"To jump out of the frying pan into the fire" (and variants thereof) is perhaps the most widespread
figure of speech in the Western world, very similar variants are shared by:
Greek, "out of the smoke into the flame";
Italian and
Portuguese, "to fall from the frying pan into the coals"); and
French, from which the English may be a direct translation: "to leap from the frying pan into the fire" (
tomber de la poêle dans le feu). The sense of the term is also universal throughout the languages: to escape one
predicament only to find yourself in another one, as bad or worse.

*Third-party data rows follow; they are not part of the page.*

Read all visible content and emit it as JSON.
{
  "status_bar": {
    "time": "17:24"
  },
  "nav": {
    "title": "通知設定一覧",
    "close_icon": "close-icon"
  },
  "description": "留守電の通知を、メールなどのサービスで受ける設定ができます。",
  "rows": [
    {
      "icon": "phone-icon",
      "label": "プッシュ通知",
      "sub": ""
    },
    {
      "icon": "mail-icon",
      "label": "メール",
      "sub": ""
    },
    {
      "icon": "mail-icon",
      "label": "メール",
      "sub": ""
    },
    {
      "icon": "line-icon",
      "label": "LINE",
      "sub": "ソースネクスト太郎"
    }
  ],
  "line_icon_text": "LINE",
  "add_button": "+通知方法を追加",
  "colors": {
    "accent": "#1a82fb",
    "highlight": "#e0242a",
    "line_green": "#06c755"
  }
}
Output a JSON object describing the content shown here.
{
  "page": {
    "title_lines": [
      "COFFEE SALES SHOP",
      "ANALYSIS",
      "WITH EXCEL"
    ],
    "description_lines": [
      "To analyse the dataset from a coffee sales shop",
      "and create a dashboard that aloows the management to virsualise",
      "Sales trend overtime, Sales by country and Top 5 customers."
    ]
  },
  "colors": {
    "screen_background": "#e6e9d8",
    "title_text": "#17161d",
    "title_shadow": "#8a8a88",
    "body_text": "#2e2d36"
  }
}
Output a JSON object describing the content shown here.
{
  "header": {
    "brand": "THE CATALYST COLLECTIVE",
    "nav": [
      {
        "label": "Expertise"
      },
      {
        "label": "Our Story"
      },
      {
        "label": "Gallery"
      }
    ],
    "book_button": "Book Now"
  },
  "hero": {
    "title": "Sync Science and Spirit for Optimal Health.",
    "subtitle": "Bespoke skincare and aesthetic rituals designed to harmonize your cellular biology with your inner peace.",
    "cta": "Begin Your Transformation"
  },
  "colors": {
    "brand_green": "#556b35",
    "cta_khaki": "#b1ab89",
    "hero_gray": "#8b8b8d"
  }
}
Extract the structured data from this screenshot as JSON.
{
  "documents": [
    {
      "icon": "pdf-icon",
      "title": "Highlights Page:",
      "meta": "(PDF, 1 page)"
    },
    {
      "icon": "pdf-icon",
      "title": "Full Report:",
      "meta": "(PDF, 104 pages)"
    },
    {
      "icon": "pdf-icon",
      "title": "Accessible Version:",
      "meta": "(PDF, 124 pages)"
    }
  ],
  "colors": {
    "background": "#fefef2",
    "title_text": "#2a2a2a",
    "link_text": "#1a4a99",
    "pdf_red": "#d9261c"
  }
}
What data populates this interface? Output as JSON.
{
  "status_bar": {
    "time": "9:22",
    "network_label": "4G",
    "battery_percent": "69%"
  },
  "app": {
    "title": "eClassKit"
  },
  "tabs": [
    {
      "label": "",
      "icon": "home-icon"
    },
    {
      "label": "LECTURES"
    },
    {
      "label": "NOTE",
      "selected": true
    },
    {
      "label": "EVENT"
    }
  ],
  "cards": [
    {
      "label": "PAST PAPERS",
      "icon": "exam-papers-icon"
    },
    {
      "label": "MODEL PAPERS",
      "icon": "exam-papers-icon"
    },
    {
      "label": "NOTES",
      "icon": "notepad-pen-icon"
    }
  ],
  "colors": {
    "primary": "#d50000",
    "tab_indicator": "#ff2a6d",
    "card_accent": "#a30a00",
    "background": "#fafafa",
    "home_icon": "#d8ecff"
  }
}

The English form of this phrase is traceable to a religious argument that arose between William Tyndale, translator of the Bible into English, and Sir Thomas More. The argument started in 1528 upon the publication of a paper by More, A Dialoge concerning Heresyes. This elicited a treatise from Tyndale in 1530, An Answere unto Sir Thomas Mores Dialoge, and this in turn brought forth from More, two years later, The Confutacyon of Tyndales Answere, wherein More brings in our expression, saying that his opponent "featly conuayed himself out of the frying panne fayre into the fyre."
The most fame this phrase has attained in literature is probably its use as a chapter title in J.R.R. Tolkien's "The Hobbit." Thanks to Pseudo_Intellectual for reminding me about this.